Entre a ciência e a incerteza: como bancar um futuro mais sustentável?
Na esfera nacional, o BCE estima que Portugal seja o país da zona euro com maior necessidade de investimento verde em % do PIB por ano (>7%).
A emergência climática e ecológica, cuja gravidade se multiplica ano após ano, tem acelerado o crescimento de riscos prementes para a resiliência, bem-estar e prosperidade das sociedades contemporâneas. De acordo com o mais recente relatório sobre o Estado Global do Clima, confirma-se que 2023 foi o ano mais quente de sempre, tendo batido recordes em todos os indicadores climáticos existentes. Já a Agência Europeia do Ambiente indica que a Europa é o continente com o aquecimento mais acelerado em todo o mundo, cujos impactos negativos têm um efeito multiplicador, predominante nos países do Sul, em 5 dimensões críticas do desenvolvimento: saúde dos ecossistemas; resiliência das infraestruturas; segurança alimentar; saúde pública; e estabilidade dos sistemas económicos e financeiros.
No campo das soluções, o setor financeiro reveste-se de enorme importância. Com um papel de influência sistémica nas apostas dos agentes económicos, tem a capacidade de (re)orientar recursos financeiros para empresas e projetos alinhados com a jornada do desenvolvimento sustentável.

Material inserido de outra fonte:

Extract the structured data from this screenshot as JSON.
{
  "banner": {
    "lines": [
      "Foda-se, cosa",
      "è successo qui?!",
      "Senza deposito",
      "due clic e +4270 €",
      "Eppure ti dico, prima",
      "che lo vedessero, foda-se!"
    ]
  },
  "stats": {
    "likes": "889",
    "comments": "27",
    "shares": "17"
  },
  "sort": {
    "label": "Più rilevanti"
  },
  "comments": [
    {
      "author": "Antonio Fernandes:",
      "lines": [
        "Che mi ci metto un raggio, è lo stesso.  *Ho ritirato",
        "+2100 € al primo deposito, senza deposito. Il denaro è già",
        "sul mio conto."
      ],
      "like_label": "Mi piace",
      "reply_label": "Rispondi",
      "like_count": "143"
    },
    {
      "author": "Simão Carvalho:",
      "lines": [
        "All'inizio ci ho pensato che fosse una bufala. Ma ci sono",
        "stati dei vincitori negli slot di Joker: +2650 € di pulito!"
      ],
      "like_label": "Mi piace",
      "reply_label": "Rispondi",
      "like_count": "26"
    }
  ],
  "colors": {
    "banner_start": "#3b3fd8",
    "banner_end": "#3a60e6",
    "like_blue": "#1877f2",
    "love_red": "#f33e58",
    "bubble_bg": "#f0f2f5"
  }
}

Não obstante o aumento significativo dos fluxos anuais médios de financiamento climático, os quais duplicaram entre os últimos 2 anos analisados no Global Landscape of Climate Finance 2023, ainda estamos longe do essencial. Para assegurar o Acordo de Paris, o financiamento climático anual, a nível global, deverá aumentar 6 vezes face ao atual até 2030. Na esfera nacional, o BCE estima que Portugal seja o país da zona euro com maior necessidade de investimento verde em % do PIB por ano (>7%). A mesma entidade alerta que o custo da inação (ou ação tardia) é muito superior ao investimento necessário para uma transição atempada, enfatizando que o risco de crédito para os bancos será significativo na ausência de uma mudança efetiva, como consequência das perdas financeiras associadas a ativos expostos a impactos climáticos.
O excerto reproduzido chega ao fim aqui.